$99 Art Sale: Part art gallery, part casino


You know the old art saying – I know what I like and like what I know. Well once a year you can put that theory to the test at the Soap Factory’s annual $99 art sale. The premise is 150 works of art, all the same size, hung on the walls. You choose the ones you like well enough to purchase for $99. Once the credit card has been cleared, you get the name of the artist. Some of the artists are established and their art would fetch more than $99 in the open market. Some are emerging artists or maybe they just play artists on TV, either way their art might not fetch $99 in another forum.
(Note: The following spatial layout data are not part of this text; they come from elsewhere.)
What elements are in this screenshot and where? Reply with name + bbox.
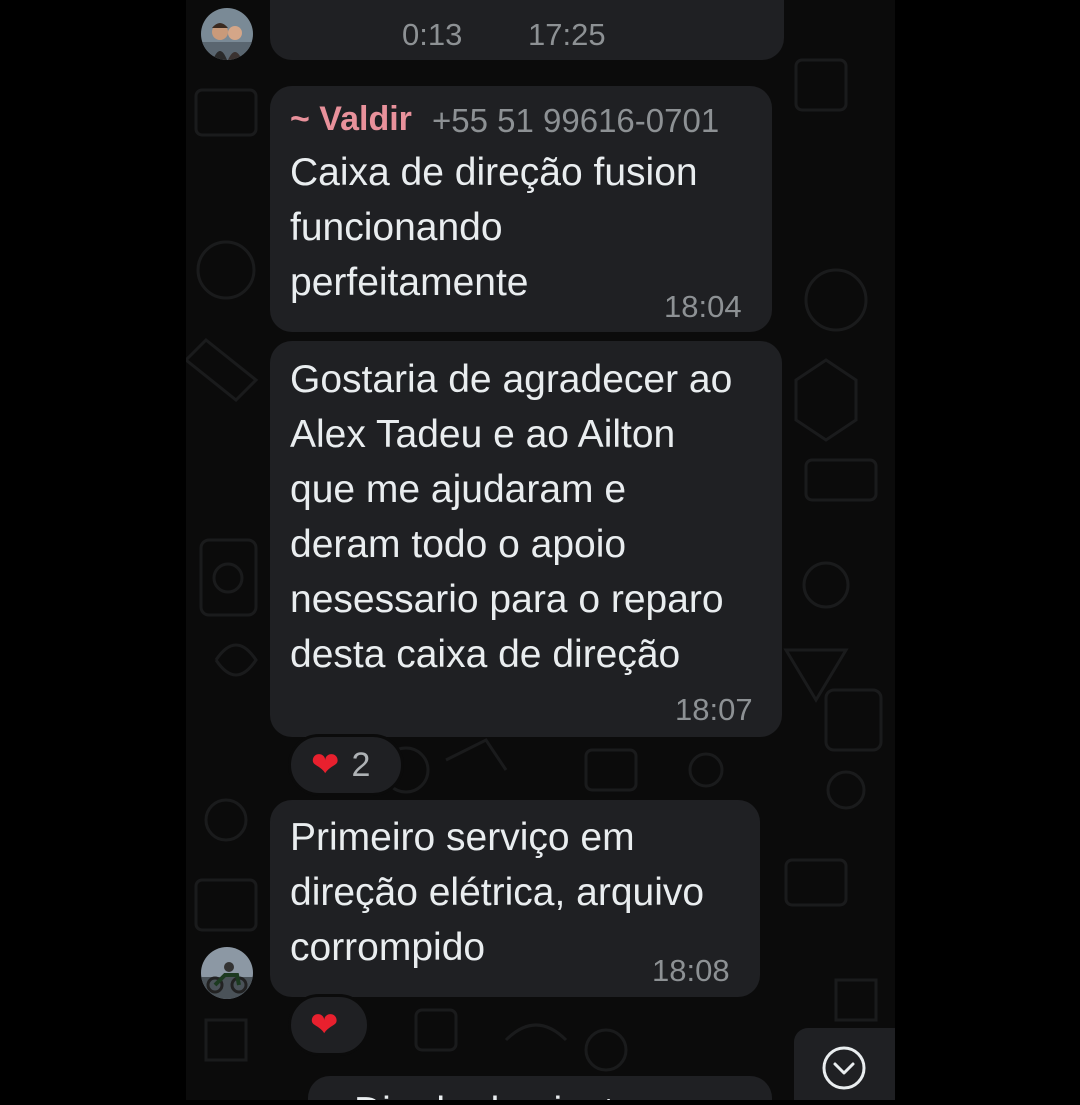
message-text: Primeiro serviço em direção elétrica, ar… [290,816,705,969]
heart-icon: ❤ [310,1006,339,1044]
scroll-to-bottom-button[interactable] [794,1028,895,1100]
message-time: 17:25 [528,17,606,52]
message-time: 18:08 [652,953,730,988]
message-bubble[interactable]: Gostaria de agradecer ao Alex Tadeu e ao… [270,341,782,737]
message-bubble[interactable]: ~ Valdir +55 51 99616-0701 Caixa de dire… [270,86,772,332]
audio-message-bubble[interactable]: 0:13 17:25 [270,0,784,60]
sender-name[interactable]: ~ Valdir [290,100,412,139]
message-text: Caixa de direção fusion funcionando perf… [290,151,698,304]
audio-duration: 0:13 [402,17,463,52]
message-bubble[interactable]: Primeiro serviço em direção elétrica, ar… [270,800,760,997]
chat-area[interactable]: 0:13 17:25 ~ Valdir +55 51 99616-0701 Ca… [186,0,895,1100]
message-text: Gostaria de agradecer ao Alex Tadeu e ao… [290,358,733,676]
reaction-count: 2 [351,745,371,784]
chevron-down-icon [822,1046,866,1090]
avatar-photo-icon [201,8,253,60]
avatar[interactable] [201,8,253,60]
avatar[interactable] [201,947,253,999]
heart-icon: ❤ [311,746,340,784]
sender-phone: +55 51 99616-0701 [432,102,720,139]
reaction-pill[interactable]: ❤ 2 [288,734,404,796]
message-time: 18:04 [664,289,742,324]
message-time: 18:07 [675,692,753,727]
reaction-pill[interactable]: ❤ [288,994,370,1056]
message-bubble[interactable]: Dia de de ajuste [308,1076,772,1100]
message-text: Dia de de ajuste [354,1084,636,1100]
avatar-photo-icon [201,947,253,999]
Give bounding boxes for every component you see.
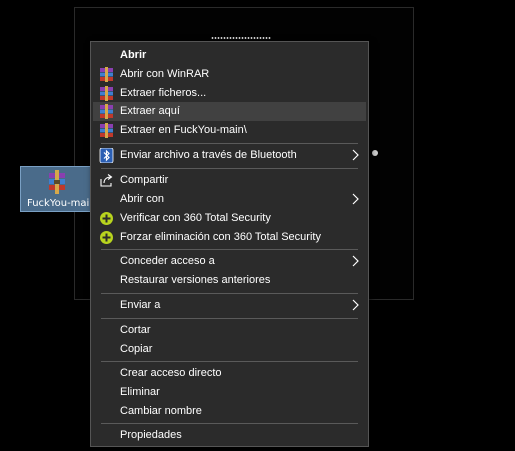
menu-separator (101, 143, 358, 144)
menu-item-compartir[interactable]: Compartir (93, 171, 366, 190)
menu-item-eliminar[interactable]: Eliminar (93, 383, 366, 402)
menu-item-label: Conceder acceso a (120, 255, 215, 267)
menu-item-label: Extraer ficheros... (120, 87, 207, 99)
menu-item-abrir-con-winrar[interactable]: Abrir con WinRAR (93, 65, 366, 84)
menu-item-label: Abrir con (120, 193, 165, 205)
menu-item-label: Verificar con 360 Total Security (120, 212, 271, 224)
menu-separator (101, 318, 358, 319)
menu-item-cortar[interactable]: Cortar (93, 321, 366, 340)
menu-item-cambiar-nombre[interactable]: Cambiar nombre (93, 402, 366, 421)
chevron-right-icon (352, 149, 359, 161)
chevron-right-icon (352, 255, 359, 267)
360-security-icon (100, 231, 113, 244)
menu-item-conceder-acceso[interactable]: Conceder acceso a (93, 252, 366, 271)
chevron-right-icon (352, 193, 359, 205)
desktop-file-item[interactable]: FuckYou-main (20, 166, 91, 212)
winrar-icon (100, 104, 113, 119)
menu-item-enviar-bluetooth[interactable]: Enviar archivo a través de Bluetooth (93, 146, 366, 165)
menu-item-label: Propiedades (120, 429, 182, 441)
menu-item-label: Abrir (120, 49, 147, 61)
menu-item-extraer-en-carpeta[interactable]: Extraer en FuckYou-main\ (93, 121, 366, 140)
loading-dots-indicator (211, 37, 271, 39)
360-security-icon (100, 212, 113, 225)
menu-item-label: Eliminar (120, 386, 160, 398)
winrar-icon (100, 86, 113, 101)
winrar-icon (100, 67, 113, 82)
dot-indicator (372, 150, 378, 156)
menu-item-label: Restaurar versiones anteriores (120, 274, 271, 286)
menu-item-label: Extraer aquí (120, 105, 180, 117)
menu-item-abrir[interactable]: Abrir (93, 46, 366, 65)
menu-item-crear-acceso-directo[interactable]: Crear acceso directo (93, 364, 366, 383)
menu-item-forzar-eliminacion-360[interactable]: Forzar eliminación con 360 Total Securit… (93, 228, 366, 247)
menu-item-label: Crear acceso directo (120, 367, 222, 379)
context-menu: Abrir Abrir con WinRAR Extraer ficheros.… (90, 41, 369, 447)
menu-item-restaurar-versiones[interactable]: Restaurar versiones anteriores (93, 271, 366, 290)
menu-item-label: Enviar a (120, 299, 161, 311)
menu-item-label: Forzar eliminación con 360 Total Securit… (120, 231, 321, 243)
menu-item-copiar[interactable]: Copiar (93, 340, 366, 359)
menu-item-verificar-360[interactable]: Verificar con 360 Total Security (93, 209, 366, 228)
winrar-archive-icon (49, 170, 65, 194)
menu-item-label: Extraer en FuckYou-main\ (120, 124, 247, 136)
menu-separator (101, 168, 358, 169)
menu-separator (101, 423, 358, 424)
menu-separator (101, 361, 358, 362)
menu-item-label: Enviar archivo a través de Bluetooth (120, 149, 297, 161)
menu-item-abrir-con[interactable]: Abrir con (93, 190, 366, 209)
menu-item-extraer-aqui[interactable]: Extraer aquí (93, 102, 366, 121)
winrar-icon (100, 123, 113, 138)
menu-item-label: Copiar (120, 343, 153, 355)
share-icon (100, 174, 113, 187)
menu-item-label: Compartir (120, 174, 169, 186)
menu-item-label: Cambiar nombre (120, 405, 202, 417)
desktop-file-label: FuckYou-main (27, 198, 91, 209)
bluetooth-icon (99, 148, 114, 163)
menu-item-extraer-ficheros[interactable]: Extraer ficheros... (93, 84, 366, 103)
menu-item-label: Cortar (120, 324, 151, 336)
menu-item-propiedades[interactable]: Propiedades (93, 426, 366, 445)
menu-item-label: Abrir con WinRAR (120, 68, 210, 80)
menu-separator (101, 293, 358, 294)
menu-item-enviar-a[interactable]: Enviar a (93, 296, 366, 315)
menu-separator (101, 249, 358, 250)
chevron-right-icon (352, 299, 359, 311)
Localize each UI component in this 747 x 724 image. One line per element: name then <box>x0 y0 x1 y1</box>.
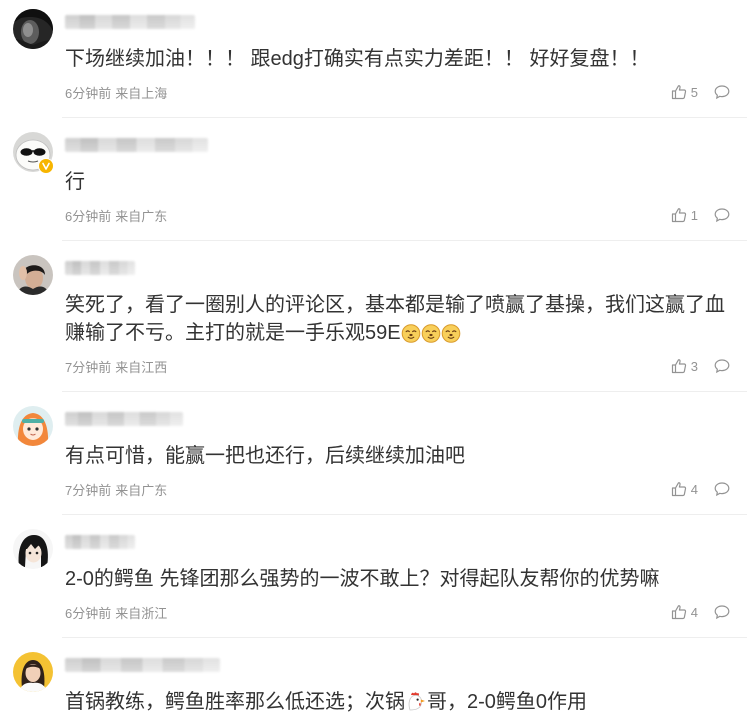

It’s part art show, part art crap shoot. Except, assuming your ultimate goal is to own art you like, you come up a winner each time.

The $99 Art Sale started in 2006. According to Soap Factory Executive Director, Ben Heyward, it was modeled on the Royal College’s Secret Art project in London. Originally, the artists received postcard-sized strong cardboard as their canvas. Last year the pictures got bigger; turns out this is based on feedback from both artists and buyers. This year there was an open call to submit an artwork and Heyward did “a very, very light curation for quality and salability.”

This is the fourth year I have attended the $99 Art Sale. It is one of my favorite art events of the year. Generally when I buy art, I have some idea of where I want it to go, which means I select based on space, color or budget requirements. The $99 art goes in one room and the only theme is the origin. So I choose strictly on love of the work. As a librarian, I like the research aspect of learning more about an artist. And I hate to admit, I get a little addicted to the gambling aspect. Each year I intend to purchase one piece, but I really buy two works on the night of the event. The next day you can purchase unclaimed art for $66. Traditionally I bring my youngest daughter (now age 8) with me that day to pick up our art and she is allowed to pick one new work herself. Be darned if she doesn’t end up selected the more “established” art each time!

The event itself is always fun. This year it included great food from Chowgirls, beer from Surly and a DJ. This year the installation happened to be “Why We Do This” by Andy DuCett. My intention here is not to review that installation – except if I were reviewing it, I’d definitely say two thumbs up!

The people watching is always fun. I like to try to guess which are artists keeping an eye on their own works. I also like to see which pictures go first. One word of warning should you plan to attend yourself – if something strikes you, buy it quickly. Certain items sell fast and you can always go back to find a second or third work later. This year due babysitting issues, my daughter got to attend the big event, which was great. I appreciated how welcoming the staff was and I learned that it’s even more fun to go with someone else who loves modern art. My husband and usual date does not share the same passion.